Why does a collection of radioactive atoms show predictable behaviour while a single one is highly random?

Law of large numbers

This law simply states that if you repeat a trial many times, the result tends to be the expected value. For example if you roll a 6-sided die, you could get any of the six results 1, 2, 3, 4, 5, 6. But the average of the six results is 3.5, and if you roll the 6-sided die a million times and take the average of all of them, you are extremely likely to get an average of about 3.5.

But you 1) might not get a number close to 3.5, in fact there's a non-zero chance you get an average of, for example, 2 or 1, and 2) still can't predict which result you will get when you roll a single die.

In the same way, you might not be able to predict when a single atom will decay (i.e. when you roll a single die), but you can make very good predictions when you have lots of atoms (i.e. equivalent to rolling the die millions of times).


As an illustration, we can simulate the radioactive decay, using various starting number of atoms. We get something like this:

simulated decay

The two plots show proportion of remaining atoms as a function of time. The bottom panel uses a logarithmic scale to better see what is happening. Each curve shows a simulation with a given starting population (from 1 to 1000 atoms). As you can see, as you increase the number of atoms the curves converge rapidly to the limit curve (in blue). As the numbers of atoms in a lot of problems in much larger than 1000, it makes sense to use the limit curve to model the atom population.

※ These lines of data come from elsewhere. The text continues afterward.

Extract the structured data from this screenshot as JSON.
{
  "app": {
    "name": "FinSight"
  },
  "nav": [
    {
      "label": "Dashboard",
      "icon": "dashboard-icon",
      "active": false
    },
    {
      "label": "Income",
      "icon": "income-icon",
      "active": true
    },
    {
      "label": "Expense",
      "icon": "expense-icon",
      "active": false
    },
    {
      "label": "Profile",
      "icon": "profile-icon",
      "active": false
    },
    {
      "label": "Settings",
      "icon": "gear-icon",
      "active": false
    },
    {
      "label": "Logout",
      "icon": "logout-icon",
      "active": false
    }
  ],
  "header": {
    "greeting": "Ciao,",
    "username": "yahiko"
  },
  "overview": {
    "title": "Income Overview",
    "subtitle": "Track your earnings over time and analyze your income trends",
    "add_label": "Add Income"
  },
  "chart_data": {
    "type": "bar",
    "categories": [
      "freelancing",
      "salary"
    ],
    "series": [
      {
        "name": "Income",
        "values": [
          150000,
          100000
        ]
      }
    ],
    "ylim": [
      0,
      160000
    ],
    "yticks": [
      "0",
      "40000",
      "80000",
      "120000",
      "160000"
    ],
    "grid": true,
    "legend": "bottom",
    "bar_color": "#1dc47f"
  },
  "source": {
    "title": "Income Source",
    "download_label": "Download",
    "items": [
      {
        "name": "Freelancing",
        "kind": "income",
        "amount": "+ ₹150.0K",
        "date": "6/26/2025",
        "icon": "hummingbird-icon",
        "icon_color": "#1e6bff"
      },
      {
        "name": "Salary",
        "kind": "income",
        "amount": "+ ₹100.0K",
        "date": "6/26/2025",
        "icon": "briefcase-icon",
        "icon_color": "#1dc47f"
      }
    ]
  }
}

Radioactive decay is entirely random and it is impossible to predict when a specific atom will decay. However, at any point in time, each radioactive atom in a sample has the same probability of decaying. Therefore, the number of decay events (or reduction in the number of atoms) $-dN$ in a small time interval $dt$ is proportional to the number of atoms $N$.

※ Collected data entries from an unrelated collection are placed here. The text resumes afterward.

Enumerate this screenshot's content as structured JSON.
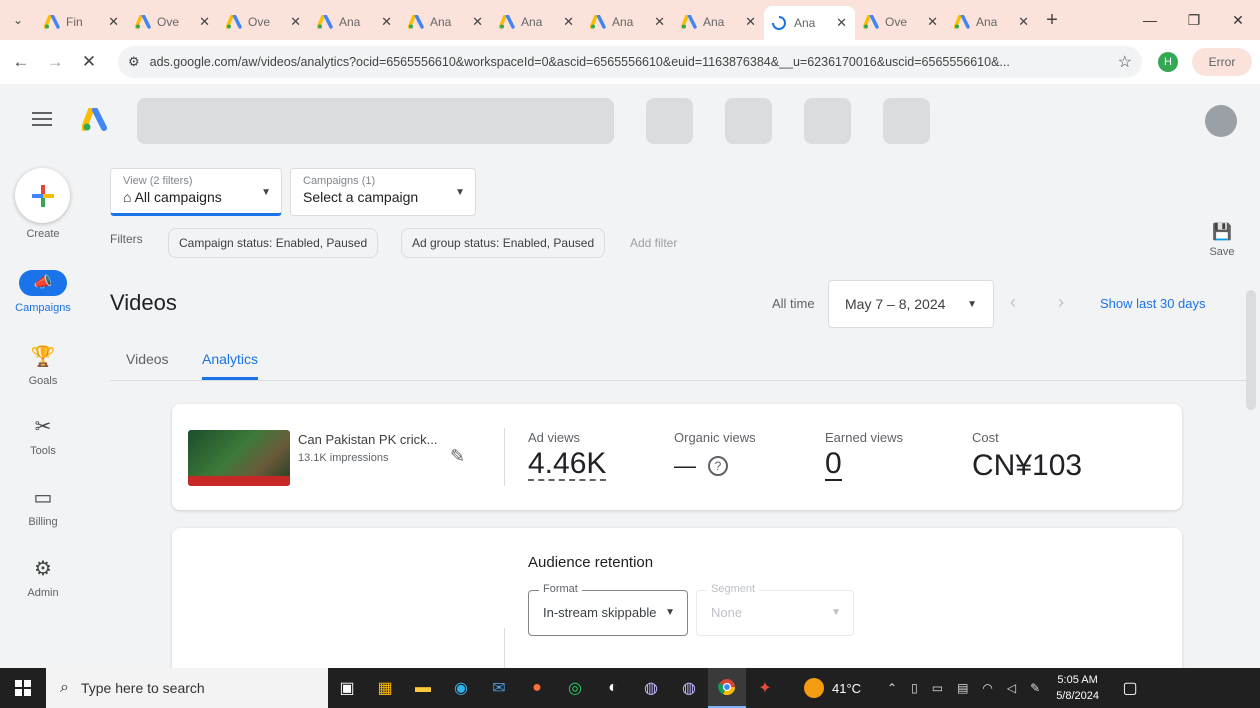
{
  "browser": {
    "tabs": [
      {
        "label": "Fin",
        "active": false
      },
      {
        "label": "Ove",
        "active": false
      },
      {
        "label": "Ove",
        "active": false
      },
      {
        "label": "Ana",
        "active": false
      },
      {
        "label": "Ana",
        "active": false
      },
      {
        "label": "Ana",
        "active": false
      },
      {
        "label": "Ana",
        "active": false
      },
      {
        "label": "Ana",
        "active": false
      },
      {
        "label": "Ana",
        "active": true
      },
      {
        "label": "Ove",
        "active": false
      },
      {
        "label": "Ana",
        "active": false
      }
    ],
    "url": "ads.google.com/aw/videos/analytics?ocid=6565556610&workspaceId=0&ascid=6565556610&euid=1163876384&__u=6236170016&uscid=6565556610&...",
    "profile_initial": "H",
    "error_label": "Error"
  },
  "sidebar": {
    "create": "Create",
    "items": [
      {
        "label": "Campaigns",
        "icon": "megaphone-icon"
      },
      {
        "label": "Goals",
        "icon": "trophy-icon"
      },
      {
        "label": "Tools",
        "icon": "tools-icon"
      },
      {
        "label": "Billing",
        "icon": "card-icon"
      },
      {
        "label": "Admin",
        "icon": "gear-icon"
      }
    ]
  },
  "filters": {
    "view_small": "View (2 filters)",
    "view_value": "All campaigns",
    "campaigns_small": "Campaigns (1)",
    "campaigns_value": "Select a campaign",
    "filters_label": "Filters",
    "chip1": "Campaign status: Enabled, Paused",
    "chip2": "Ad group status: Enabled, Paused",
    "add_filter": "Add filter",
    "save": "Save"
  },
  "page": {
    "title": "Videos",
    "all_time": "All time",
    "date_range": "May 7 – 8, 2024",
    "show_last": "Show last 30 days",
    "tabs": [
      "Videos",
      "Analytics"
    ]
  },
  "video": {
    "title": "Can Pakistan PK crick...",
    "impressions": "13.1K impressions",
    "ad_views_label": "Ad views",
    "ad_views": "4.46K",
    "organic_label": "Organic views",
    "organic": "—",
    "earned_label": "Earned views",
    "earned": "0",
    "cost_label": "Cost",
    "cost": "CN¥103"
  },
  "retention": {
    "title": "Audience retention",
    "format_label": "Format",
    "format_value": "In-stream skippable",
    "segment_label": "Segment",
    "segment_value": "None"
  },
  "taskbar": {
    "search": "Type here to search",
    "weather": "41°C",
    "time": "5:05 AM",
    "date": "5/8/2024"
  }
}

So $-\frac{dN}{dt} = kN$. The solution to this differential equation is $N(t)=N(0)e^{-kt}$.

So when there is a sufficiently large number of atoms in a sample their number can be treated as continuous and a differential equation can be used to solve for the amount of sample.

In other words, after one half-life there is not always exactly half of the atoms remaining because of the randomness in the process. But when there are many identical atoms decaying it is a pretty good approximation to say that half of the atoms remain after one half-life (for large enough numbers of atoms large fluctuations are unlikely to occur).